Darauf, dass er seinen Anzug aus- und das Trikot anzieht, können alle lange warten. Die Rede ist natürlich von keinem anderen als Rookie-Coach Brad Stevens, der einen verdammt großen Anteil daran hat, dass die Celtics mit einer überraschend guten Bilanz von 10:14 auf dem vierten Platz im Osten und damit an der Spitze der Atlantic Division stehen.

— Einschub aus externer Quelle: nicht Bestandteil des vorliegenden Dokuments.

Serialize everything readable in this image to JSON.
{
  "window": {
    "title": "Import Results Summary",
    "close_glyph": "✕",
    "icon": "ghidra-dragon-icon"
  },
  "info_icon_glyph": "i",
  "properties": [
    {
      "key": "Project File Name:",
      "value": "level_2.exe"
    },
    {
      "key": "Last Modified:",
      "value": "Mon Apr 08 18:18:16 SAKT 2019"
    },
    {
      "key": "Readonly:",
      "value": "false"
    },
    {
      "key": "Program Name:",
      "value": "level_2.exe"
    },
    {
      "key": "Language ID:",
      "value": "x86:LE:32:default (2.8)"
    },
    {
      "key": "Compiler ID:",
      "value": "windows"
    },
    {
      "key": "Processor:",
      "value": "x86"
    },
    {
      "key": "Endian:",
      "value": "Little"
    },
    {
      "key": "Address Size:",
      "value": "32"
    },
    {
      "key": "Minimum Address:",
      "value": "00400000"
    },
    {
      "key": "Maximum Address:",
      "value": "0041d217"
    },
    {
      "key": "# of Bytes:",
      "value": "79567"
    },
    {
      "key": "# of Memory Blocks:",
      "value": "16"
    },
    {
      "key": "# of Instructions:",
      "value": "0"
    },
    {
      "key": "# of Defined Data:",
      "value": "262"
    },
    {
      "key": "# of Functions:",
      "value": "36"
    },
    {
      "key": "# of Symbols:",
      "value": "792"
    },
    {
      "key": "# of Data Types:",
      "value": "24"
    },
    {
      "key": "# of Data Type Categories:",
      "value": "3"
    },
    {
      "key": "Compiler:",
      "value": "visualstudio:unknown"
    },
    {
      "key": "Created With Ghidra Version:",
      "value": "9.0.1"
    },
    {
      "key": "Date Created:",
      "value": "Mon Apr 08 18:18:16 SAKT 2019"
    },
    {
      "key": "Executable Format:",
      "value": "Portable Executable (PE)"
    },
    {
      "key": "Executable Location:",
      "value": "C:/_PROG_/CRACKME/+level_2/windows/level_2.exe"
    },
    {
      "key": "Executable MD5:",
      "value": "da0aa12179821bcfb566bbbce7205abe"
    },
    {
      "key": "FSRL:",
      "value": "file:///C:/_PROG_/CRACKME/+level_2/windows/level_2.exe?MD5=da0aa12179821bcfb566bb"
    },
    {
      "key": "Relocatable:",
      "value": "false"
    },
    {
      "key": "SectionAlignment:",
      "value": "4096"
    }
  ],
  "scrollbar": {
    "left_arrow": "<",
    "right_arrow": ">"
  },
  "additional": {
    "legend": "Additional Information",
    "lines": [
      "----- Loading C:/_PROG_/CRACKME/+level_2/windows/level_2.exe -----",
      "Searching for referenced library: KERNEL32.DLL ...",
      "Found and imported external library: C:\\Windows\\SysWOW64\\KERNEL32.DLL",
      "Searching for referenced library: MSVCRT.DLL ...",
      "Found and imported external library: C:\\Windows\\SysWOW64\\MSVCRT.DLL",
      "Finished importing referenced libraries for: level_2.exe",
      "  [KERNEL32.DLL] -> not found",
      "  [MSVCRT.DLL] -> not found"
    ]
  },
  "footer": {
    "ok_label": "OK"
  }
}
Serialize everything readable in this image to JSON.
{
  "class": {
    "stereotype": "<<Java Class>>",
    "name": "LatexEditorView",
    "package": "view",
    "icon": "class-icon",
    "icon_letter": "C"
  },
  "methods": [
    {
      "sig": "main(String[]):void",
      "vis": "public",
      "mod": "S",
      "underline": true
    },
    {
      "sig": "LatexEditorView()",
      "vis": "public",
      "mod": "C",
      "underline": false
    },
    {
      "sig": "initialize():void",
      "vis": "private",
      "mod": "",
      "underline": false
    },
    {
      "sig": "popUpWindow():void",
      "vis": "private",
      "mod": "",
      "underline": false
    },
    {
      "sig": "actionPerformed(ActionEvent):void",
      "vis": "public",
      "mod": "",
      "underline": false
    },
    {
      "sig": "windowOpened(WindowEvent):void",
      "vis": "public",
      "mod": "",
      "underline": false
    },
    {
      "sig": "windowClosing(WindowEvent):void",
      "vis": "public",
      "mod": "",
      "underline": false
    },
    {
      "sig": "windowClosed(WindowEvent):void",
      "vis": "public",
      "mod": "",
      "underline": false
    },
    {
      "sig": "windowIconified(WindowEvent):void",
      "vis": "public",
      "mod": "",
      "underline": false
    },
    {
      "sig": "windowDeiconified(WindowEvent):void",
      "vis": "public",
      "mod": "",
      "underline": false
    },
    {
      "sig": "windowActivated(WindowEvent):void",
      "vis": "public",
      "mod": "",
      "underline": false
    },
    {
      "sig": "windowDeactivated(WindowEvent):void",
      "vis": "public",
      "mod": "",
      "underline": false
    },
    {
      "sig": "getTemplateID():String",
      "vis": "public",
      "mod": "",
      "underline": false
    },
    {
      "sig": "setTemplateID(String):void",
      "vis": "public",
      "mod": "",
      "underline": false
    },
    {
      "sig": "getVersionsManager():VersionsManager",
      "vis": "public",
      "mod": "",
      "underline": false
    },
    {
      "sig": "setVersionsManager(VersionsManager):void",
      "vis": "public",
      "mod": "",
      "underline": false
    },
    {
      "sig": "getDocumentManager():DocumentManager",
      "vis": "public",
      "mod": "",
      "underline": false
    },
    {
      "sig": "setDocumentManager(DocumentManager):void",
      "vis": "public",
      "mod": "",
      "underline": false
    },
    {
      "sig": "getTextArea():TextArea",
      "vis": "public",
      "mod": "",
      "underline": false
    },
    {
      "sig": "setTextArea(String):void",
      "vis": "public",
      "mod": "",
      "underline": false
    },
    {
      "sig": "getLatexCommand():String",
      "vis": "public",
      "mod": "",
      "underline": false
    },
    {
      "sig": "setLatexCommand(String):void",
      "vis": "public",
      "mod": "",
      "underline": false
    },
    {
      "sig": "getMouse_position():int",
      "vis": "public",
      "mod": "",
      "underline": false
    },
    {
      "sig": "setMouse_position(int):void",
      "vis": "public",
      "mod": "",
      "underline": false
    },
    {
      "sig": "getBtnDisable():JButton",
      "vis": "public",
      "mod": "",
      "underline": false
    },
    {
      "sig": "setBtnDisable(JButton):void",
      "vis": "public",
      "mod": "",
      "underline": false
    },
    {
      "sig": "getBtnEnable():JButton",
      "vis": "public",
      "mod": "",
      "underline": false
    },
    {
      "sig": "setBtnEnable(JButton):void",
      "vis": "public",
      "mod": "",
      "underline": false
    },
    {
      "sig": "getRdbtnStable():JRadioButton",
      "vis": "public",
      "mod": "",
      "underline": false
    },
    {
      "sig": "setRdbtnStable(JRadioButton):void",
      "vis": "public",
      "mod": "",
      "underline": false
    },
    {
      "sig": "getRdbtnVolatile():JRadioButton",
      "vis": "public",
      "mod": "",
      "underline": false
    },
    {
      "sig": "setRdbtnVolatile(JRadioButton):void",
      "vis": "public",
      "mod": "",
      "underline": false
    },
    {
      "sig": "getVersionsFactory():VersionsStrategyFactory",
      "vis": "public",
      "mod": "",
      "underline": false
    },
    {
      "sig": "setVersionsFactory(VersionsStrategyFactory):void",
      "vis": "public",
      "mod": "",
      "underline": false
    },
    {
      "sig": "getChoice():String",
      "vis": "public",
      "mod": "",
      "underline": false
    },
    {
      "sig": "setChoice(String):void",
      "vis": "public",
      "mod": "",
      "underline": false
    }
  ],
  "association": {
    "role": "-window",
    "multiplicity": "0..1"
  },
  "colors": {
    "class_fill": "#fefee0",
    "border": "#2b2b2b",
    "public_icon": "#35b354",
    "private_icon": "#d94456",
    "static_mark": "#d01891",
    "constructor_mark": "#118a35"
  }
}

Der gerade einmal 37-jährige Frischling auf der Trainerbank der erfolgreichsten Franchise der Basketball-Historie ist aktuell nicht nur der jüngste Headcoach der Liga, sondern ein waschechter Basketballanalytiker.
Laut SportsIllustrated ist er ein Experte darin, Tapes und Statistiken zu analysieren und die Schwächen des Gegners zu finden. Aber noch mehr zeichnet den ehemaligen Butler University-Coach aus.

Doch erst einmal von Beginn: Für viele kam die Verpflichtung des noch so jungen Trainers ebenso überraschend wie der Weggang des alten Coaches Doc Rivers. Viele waren skeptisch, ob der fehlenden NBA-Erfahrung des zweifachen Vaters.

Ein gutes Team: Brad Stevens und Avery Bradley.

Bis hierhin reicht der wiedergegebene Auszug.